Outsourcing Regime Change Creates Instability

Article by Pinkard and Pieper in The Daily Star

In an article published in The Daily Star – Lebanon, Moritz Pieper and Octavius Pinkard, PhD students at BSIS, argue that outsourcing regime change to disparate, uncontrollable rebel groups is likely to facilitate a repeat of the kind of instability and lack of security that has emerged in post-Qaddafi Libya. They further contend that any post-Assad settlement for Syria must be informed by consultations with Iran.

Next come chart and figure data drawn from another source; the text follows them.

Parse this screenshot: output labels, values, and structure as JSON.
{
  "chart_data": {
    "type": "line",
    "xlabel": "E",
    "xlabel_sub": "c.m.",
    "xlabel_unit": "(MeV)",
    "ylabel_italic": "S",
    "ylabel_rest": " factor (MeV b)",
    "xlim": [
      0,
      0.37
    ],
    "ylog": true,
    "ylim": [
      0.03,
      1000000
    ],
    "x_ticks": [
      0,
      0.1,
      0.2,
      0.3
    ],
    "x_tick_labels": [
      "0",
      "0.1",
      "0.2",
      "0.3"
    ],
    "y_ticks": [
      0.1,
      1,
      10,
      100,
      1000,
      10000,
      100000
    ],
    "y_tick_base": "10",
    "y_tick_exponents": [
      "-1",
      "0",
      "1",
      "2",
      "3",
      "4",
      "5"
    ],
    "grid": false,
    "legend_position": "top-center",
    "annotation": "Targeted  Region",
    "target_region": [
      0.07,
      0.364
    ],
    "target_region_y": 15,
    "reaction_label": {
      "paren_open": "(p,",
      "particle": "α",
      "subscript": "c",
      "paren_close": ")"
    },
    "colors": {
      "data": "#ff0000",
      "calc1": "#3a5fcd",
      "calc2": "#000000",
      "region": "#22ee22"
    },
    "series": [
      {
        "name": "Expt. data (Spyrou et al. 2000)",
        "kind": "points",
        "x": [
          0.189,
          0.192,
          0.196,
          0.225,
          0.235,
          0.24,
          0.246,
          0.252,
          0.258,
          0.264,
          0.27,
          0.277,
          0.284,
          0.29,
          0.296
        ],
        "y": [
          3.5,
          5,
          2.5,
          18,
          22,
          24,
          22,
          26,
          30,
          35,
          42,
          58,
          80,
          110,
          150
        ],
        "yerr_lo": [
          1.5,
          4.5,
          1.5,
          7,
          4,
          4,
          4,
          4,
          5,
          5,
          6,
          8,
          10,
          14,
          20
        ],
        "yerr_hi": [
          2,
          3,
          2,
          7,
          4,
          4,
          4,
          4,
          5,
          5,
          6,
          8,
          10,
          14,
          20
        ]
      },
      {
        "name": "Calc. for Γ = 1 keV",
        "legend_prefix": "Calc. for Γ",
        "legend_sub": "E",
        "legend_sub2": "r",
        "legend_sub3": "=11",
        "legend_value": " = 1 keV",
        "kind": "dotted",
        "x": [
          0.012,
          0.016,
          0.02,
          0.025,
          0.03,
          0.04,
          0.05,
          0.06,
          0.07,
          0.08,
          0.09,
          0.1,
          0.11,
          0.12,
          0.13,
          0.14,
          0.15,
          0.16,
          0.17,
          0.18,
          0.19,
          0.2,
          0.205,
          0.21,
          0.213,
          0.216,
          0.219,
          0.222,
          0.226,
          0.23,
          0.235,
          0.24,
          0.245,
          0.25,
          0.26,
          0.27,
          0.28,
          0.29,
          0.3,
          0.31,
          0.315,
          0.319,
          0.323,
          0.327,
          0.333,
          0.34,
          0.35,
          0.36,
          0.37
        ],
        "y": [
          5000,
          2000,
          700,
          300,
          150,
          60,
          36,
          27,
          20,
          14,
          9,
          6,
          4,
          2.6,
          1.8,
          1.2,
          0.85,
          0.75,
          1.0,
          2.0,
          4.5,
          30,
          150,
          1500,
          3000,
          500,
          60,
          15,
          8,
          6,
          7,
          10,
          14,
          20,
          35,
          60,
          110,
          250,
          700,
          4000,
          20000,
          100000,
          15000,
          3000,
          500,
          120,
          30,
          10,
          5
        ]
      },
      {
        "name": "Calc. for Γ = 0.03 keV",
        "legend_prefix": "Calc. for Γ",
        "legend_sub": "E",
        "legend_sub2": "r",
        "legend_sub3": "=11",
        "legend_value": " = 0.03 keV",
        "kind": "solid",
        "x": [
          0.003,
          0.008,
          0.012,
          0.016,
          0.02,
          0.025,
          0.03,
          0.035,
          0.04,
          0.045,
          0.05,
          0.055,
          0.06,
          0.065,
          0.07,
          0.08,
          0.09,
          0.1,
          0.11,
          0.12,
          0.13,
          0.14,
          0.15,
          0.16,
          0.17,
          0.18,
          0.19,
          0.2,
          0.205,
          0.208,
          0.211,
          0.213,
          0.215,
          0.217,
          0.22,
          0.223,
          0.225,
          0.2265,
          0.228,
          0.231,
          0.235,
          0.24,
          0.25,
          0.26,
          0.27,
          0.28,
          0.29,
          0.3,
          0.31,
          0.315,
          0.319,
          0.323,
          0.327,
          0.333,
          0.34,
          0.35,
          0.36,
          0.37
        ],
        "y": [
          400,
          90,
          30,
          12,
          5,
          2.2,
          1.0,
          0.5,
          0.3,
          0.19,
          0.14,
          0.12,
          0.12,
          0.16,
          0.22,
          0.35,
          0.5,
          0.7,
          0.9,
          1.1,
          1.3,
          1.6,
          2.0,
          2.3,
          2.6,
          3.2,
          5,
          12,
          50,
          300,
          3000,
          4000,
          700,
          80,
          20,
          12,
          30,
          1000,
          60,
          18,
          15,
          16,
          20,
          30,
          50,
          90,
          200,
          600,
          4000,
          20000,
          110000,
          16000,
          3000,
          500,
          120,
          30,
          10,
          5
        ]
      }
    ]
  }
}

This article is the first in a series of columns in which they will focus on conflict and conflict resolution in the Middle East and Central Asia.

http://www.dailystar.com.lb/Opinion/Commentary/2013/Mar-06/208985-western-outsourcing-of-regime-change-in-syria-may-mean-chaos.ashx#axzz2NW7VWJrs

The focus of Moritz Pieper’s research is on regional and inter-regional power dynamics in the Middle East and Central Asia, with a special interest in non-Western foreign policies toward the Iranian nuclear programme. His PhD dissertation comparatively analyzes Chinese, Russian and Turkish foreign policy toward the Iranian nuclear programme, reflecting on the emergence of alternative narratives of diplomacy over the Iranian nuclear programme in a world of conflicting power centres and on changing conceptions of security cultures toward Iran.

Octavius Pinkard’s research has a focus on Lebanese politics and the regional power and security dynamics of the Levant, with a particular emphasis on sub-state actors such as Hezbollah and Hamas and the states that support them. His doctoral thesis examines the political mobilization of the Lebanese diaspora in Europe, and analyzes its attempts to both inform and influence French, British, and EU-level foreign policy towards Lebanon.